Church as a Social Activity
The final thing that has been an interesting discovery for me is how much attending church – with the exception of the actual ordinance of the sacrament – for me is really a social activity more than anything else. A few months into the lockdowns our ward began sacrament meetings again that are shorter, physically spaced out within the chapel and require masks. We were permitted to attend every other week based on which half of the alphabet our last name was in. Our family attended the first week we were able to go but after that decided that we were better fulfilled by partaking of the sacrament in our home. The value for us of being IN church is the other people! It’s the opportunity to talk with other people about their struggles and share our burdens and work together. It’s the chance to smile at someone, give them a hug, and see how they’re doing. The talks in sacrament meeting are great, but I have every general conference talk for 40+ years that I can listen to online in addition to podcasts, scriptures, books… I don’t need to attend sacrament meeting to enhance my gospel study. But I need church for the support and structure that it gives to me and my family.

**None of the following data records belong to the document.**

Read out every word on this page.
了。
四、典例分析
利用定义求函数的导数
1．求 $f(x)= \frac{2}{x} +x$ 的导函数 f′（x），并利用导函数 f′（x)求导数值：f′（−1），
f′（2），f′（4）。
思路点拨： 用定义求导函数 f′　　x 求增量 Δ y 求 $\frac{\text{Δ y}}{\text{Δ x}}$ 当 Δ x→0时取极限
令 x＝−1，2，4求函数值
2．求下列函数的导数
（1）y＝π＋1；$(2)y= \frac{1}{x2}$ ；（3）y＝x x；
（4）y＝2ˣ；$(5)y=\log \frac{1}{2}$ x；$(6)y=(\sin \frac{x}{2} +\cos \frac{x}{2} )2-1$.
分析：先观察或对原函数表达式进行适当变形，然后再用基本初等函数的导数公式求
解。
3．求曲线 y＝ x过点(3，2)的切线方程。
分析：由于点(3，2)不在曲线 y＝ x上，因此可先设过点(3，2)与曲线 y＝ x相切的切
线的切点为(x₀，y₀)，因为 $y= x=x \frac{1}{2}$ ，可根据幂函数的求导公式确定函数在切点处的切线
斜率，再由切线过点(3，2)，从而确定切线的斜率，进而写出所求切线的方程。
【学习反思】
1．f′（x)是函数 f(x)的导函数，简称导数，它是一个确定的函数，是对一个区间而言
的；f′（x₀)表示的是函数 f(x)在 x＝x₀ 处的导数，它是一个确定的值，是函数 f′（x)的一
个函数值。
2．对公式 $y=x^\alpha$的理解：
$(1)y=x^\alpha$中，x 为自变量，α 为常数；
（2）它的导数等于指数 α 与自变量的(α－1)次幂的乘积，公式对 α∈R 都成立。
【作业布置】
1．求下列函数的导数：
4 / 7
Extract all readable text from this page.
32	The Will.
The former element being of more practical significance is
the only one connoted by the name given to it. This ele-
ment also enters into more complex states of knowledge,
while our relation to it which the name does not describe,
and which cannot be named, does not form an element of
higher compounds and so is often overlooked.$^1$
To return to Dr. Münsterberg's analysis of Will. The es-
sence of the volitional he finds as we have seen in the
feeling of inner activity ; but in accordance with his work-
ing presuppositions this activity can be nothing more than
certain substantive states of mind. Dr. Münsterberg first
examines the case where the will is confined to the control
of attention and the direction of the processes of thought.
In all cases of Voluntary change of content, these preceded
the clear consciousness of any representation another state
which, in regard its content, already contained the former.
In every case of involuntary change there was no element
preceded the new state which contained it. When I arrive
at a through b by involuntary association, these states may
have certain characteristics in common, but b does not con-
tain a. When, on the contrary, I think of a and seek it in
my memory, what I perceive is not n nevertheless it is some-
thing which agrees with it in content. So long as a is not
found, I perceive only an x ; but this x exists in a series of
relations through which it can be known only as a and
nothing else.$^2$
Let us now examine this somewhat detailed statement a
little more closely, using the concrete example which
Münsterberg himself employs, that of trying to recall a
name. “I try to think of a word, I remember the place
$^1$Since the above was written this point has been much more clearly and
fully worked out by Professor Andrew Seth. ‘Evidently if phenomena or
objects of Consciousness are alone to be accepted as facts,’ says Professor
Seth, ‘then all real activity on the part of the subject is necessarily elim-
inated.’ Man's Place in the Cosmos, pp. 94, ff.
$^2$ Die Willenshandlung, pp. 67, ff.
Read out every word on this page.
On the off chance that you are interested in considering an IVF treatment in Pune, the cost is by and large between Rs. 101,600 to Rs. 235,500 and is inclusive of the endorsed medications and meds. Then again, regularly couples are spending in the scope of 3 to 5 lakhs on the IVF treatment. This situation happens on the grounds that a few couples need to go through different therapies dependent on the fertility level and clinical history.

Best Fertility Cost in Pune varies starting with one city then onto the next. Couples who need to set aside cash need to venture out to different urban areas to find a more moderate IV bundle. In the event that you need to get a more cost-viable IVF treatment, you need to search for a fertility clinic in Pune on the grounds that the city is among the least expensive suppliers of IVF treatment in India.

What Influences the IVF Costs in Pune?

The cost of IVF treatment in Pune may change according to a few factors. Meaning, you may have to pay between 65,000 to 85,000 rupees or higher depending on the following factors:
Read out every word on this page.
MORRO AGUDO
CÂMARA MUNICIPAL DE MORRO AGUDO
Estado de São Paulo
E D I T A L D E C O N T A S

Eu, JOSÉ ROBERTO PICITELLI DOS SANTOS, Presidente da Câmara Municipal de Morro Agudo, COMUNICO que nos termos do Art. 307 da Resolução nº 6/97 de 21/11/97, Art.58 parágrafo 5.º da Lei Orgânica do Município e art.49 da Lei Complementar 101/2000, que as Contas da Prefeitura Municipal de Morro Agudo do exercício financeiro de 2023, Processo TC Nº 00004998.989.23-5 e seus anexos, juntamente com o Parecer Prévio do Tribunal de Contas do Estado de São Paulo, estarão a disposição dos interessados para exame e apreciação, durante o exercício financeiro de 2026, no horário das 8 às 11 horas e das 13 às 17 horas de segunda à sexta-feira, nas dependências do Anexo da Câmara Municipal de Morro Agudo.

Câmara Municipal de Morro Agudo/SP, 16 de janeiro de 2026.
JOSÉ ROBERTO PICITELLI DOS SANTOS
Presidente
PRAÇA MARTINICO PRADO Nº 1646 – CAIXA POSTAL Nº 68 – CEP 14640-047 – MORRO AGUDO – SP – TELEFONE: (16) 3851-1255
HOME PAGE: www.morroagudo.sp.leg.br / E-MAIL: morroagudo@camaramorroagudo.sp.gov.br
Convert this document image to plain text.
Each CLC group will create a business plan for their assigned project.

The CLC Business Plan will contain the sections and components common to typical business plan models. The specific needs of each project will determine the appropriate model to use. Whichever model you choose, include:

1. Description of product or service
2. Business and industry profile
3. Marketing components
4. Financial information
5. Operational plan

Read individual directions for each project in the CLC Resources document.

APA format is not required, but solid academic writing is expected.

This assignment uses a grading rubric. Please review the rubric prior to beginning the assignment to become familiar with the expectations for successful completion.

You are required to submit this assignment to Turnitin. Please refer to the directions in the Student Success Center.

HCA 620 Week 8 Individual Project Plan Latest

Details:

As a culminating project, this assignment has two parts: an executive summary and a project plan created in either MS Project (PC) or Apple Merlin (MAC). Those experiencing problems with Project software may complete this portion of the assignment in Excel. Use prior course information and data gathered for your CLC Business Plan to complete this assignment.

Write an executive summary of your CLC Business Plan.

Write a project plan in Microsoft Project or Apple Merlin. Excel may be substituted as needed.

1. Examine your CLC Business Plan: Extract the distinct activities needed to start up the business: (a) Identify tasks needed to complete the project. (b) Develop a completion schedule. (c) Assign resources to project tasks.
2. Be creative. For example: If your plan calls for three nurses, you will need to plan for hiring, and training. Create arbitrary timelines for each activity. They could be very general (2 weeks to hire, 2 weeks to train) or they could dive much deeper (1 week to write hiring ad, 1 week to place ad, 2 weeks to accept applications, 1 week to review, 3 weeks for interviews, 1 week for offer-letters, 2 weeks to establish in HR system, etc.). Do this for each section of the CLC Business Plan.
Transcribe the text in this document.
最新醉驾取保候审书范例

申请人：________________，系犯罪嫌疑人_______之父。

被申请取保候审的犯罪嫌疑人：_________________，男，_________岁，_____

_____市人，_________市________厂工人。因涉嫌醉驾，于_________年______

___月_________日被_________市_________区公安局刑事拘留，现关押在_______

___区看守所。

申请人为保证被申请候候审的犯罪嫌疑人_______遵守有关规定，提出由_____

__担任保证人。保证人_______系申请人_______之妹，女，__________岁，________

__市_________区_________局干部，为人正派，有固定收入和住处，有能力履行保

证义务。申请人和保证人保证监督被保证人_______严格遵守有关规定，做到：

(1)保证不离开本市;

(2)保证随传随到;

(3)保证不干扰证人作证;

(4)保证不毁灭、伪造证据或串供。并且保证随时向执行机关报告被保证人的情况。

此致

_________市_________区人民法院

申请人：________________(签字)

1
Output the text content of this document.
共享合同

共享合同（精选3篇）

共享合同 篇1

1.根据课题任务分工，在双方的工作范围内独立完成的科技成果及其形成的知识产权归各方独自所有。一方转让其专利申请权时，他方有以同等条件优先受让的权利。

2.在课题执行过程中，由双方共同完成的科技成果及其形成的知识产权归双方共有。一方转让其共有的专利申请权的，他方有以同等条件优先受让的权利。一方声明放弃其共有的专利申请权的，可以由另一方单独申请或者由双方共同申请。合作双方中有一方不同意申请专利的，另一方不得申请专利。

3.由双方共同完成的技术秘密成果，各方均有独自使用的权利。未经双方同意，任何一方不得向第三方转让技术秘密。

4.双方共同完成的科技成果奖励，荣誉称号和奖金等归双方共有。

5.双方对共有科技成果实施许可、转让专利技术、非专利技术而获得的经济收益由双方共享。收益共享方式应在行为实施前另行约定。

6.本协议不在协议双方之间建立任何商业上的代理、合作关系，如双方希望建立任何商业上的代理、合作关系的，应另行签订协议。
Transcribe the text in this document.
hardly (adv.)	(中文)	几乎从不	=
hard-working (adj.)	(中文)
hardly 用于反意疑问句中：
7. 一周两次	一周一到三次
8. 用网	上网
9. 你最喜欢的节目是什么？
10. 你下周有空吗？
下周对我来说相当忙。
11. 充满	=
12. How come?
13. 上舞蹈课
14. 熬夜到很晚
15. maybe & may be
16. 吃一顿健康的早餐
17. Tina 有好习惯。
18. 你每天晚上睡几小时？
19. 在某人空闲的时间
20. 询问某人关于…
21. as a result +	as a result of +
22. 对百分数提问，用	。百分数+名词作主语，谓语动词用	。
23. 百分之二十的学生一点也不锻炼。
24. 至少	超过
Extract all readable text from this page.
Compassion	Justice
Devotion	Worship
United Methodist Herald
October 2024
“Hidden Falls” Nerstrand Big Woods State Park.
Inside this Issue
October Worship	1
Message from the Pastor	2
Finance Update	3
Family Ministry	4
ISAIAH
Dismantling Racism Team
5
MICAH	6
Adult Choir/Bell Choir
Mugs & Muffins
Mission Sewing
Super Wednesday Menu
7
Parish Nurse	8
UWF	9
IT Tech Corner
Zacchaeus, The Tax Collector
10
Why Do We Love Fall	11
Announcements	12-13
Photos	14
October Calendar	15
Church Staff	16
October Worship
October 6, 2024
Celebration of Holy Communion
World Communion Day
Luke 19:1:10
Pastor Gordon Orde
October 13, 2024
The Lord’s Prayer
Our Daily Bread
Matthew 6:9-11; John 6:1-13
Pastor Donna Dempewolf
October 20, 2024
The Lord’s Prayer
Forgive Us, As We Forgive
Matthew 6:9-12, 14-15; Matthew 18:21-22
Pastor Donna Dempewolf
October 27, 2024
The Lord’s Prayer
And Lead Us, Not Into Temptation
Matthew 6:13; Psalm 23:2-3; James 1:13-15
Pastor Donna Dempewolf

I think before this experience I would have been totally affronted by someone suggesting that church was a social experience rather than a spiritual one. However now I understand it differently. The social aspect IS the spiritual aspect. We attend church to renew our covenants, but that can happen in 10 minutes. We could administer the sacrament through a drive-thru and it would have the same effect. But church gives us the opportunity to LIVE those covenants. We can mourn with those that mourn and comfort those who stand in need of comfort. Church is where we are given the chance to lift the hands that hang down and strengthen the feeble knees. Church lets us not only hear the word of God but help teach it to one another in our classes. Plus, it gives other people the opportunity to do the same for us. I read a quote once that said that the people around us are the portion of humanity God has given us to love. While certainly we ought to reach our circle of love beyond those who share our faith, I do believe that God gives us these church organizations to assign us some particular people who are especially in need of the love we have to offer.
In the end I’m grateful for the opportunity that I’ve had these last few months to reexamine how I approach the Sabbath. I will really miss our lockdown church services and avoiding the Sunday scramble. I hope that there’s some way to preserve some of what we’ve had while church hasn’t been in session. I will definitely miss this special experience that we’ve had in the midst of all of the turmoil in the world right now. It’s neat to see the blessings and the ways the Lord reaches out to us, even in the darkest of times.